From Physics Today: “Water flows freely through carbon nanotubes”

Physics Today bloc

Physics Today

08 September 2016
Andrew Grant

A new experiment confirms the slipperiness of the minuscule carbon cylinders but not their boron nitride counterparts.

Despite the frenzy of research into carbon nanotubes (CNTs) over the past few decades (see, for example, Physics Today, June 1996, page 26), there isn’t much experimental evidence for one of the tiny structures’ most talked-about superpower­s: the ability to funnel water with nearly zero friction. The problem has been achieving the sensitivity to measure water transport rates as feeble as a femtoliter a second. Now Lydéric Bocquet and his colleagues at École Normale Supérieure in Paris have confirmed the slipperiness of CNTs by directly measuring water flow through individual nanotubes whose bores ranged from 15 nm to 50 nm. The researchers stuck a multiwalled CNT inside a small pipette and essentially turned the nanotube into the needle of a syringe. Pressure applied inside the pipette caused water to flow through the CNT and into a tank of water. Rather than tracking the water as it flowed through the tube, Bocquet and his team analyzed the motion of suspended polystyrene nanobeads in the tank to deduce the strength of the jet emerging from the CNT (see image below, which shows the response at various pressures). The results verify that CNTs allow water to flow extremely efficiently. Bocquet’s team also confirmed its 2010 prediction that the flow rate would increase as the tube’s radius decreased, although the dependence turned out to be roughly quadratic rather than quartic.

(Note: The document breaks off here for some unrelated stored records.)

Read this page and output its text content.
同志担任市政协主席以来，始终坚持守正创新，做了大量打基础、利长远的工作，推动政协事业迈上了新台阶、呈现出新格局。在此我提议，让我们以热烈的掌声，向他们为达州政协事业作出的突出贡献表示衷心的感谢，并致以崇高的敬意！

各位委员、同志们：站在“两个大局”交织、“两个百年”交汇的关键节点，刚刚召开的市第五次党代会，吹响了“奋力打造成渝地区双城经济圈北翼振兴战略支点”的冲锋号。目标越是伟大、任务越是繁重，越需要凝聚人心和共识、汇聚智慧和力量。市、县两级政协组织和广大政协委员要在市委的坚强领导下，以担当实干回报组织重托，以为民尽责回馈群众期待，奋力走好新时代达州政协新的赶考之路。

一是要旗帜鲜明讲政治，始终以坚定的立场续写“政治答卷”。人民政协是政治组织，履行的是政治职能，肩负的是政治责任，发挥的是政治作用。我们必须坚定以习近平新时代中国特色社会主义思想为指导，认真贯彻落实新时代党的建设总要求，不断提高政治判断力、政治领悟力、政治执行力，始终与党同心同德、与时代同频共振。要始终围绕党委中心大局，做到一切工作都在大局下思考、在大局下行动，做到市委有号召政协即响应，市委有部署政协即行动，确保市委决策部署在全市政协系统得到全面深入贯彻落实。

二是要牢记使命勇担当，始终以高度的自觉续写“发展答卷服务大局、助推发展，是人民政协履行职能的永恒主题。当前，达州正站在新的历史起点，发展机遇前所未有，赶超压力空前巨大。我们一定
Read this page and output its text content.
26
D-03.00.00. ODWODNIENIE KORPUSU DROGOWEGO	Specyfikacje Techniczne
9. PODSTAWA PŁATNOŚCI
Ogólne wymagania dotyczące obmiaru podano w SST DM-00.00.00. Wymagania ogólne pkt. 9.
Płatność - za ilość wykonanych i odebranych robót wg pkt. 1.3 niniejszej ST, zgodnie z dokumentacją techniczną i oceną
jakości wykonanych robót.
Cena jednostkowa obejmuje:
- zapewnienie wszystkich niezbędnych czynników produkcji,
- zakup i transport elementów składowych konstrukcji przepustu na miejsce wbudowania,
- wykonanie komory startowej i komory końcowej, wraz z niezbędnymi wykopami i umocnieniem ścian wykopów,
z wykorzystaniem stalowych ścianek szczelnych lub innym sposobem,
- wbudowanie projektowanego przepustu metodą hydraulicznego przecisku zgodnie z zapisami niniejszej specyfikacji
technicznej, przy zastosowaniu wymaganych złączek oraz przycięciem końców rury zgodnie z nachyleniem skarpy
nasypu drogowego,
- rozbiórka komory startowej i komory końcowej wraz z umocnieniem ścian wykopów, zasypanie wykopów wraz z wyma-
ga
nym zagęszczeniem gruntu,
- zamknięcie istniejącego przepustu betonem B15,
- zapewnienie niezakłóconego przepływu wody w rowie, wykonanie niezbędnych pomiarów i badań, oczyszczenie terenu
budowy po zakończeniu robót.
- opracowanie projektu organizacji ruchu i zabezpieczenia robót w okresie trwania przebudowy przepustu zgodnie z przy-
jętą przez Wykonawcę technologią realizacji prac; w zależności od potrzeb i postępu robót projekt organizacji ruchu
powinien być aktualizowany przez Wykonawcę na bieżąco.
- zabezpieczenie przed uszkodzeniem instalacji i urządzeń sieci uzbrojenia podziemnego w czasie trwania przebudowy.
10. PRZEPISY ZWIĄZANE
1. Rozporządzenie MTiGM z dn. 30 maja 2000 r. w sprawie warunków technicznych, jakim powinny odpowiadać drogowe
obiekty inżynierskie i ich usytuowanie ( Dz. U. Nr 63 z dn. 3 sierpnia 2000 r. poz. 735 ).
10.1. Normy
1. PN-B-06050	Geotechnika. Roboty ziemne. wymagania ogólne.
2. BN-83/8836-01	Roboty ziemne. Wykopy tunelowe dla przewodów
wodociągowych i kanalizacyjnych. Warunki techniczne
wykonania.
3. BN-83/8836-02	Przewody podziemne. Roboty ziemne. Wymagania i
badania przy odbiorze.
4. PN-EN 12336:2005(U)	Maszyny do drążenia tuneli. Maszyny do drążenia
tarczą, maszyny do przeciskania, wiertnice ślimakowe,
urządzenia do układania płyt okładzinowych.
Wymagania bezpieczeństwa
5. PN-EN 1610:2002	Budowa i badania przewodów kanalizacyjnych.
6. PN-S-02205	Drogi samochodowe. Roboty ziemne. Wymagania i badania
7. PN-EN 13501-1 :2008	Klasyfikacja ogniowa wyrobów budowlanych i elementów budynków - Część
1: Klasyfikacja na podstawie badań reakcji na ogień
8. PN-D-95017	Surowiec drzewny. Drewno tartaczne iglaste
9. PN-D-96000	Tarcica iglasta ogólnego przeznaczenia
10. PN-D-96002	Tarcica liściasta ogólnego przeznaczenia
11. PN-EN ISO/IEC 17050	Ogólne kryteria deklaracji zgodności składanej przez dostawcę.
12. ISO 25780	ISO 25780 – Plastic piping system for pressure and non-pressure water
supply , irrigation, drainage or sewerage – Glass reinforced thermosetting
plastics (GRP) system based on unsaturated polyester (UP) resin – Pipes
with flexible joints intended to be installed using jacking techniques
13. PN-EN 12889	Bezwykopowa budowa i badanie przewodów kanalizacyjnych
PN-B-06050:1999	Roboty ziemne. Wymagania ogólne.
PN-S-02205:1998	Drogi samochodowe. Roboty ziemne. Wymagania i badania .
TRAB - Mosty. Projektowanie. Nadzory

The biggest surprise came when the researchers replaced the CNTs with nanotubes of boron nitride. Although the BN tubes are nearly structurally identical to their carbon counterparts (see Physics Today, November 2010, page 34), they proved far more resistant to water flow. The finding seems to suggest that electronic properties—CNTs are conductors; boron nitride nanotubes are insulators—play a role in hydrodynamics at very small scales. Bocquet and his team plan to investigate that possibility as they explore the nanotubes’ potential for applications such as water distillation and filtration. (E. Secchi et al., Nature 537, 210, 2016.)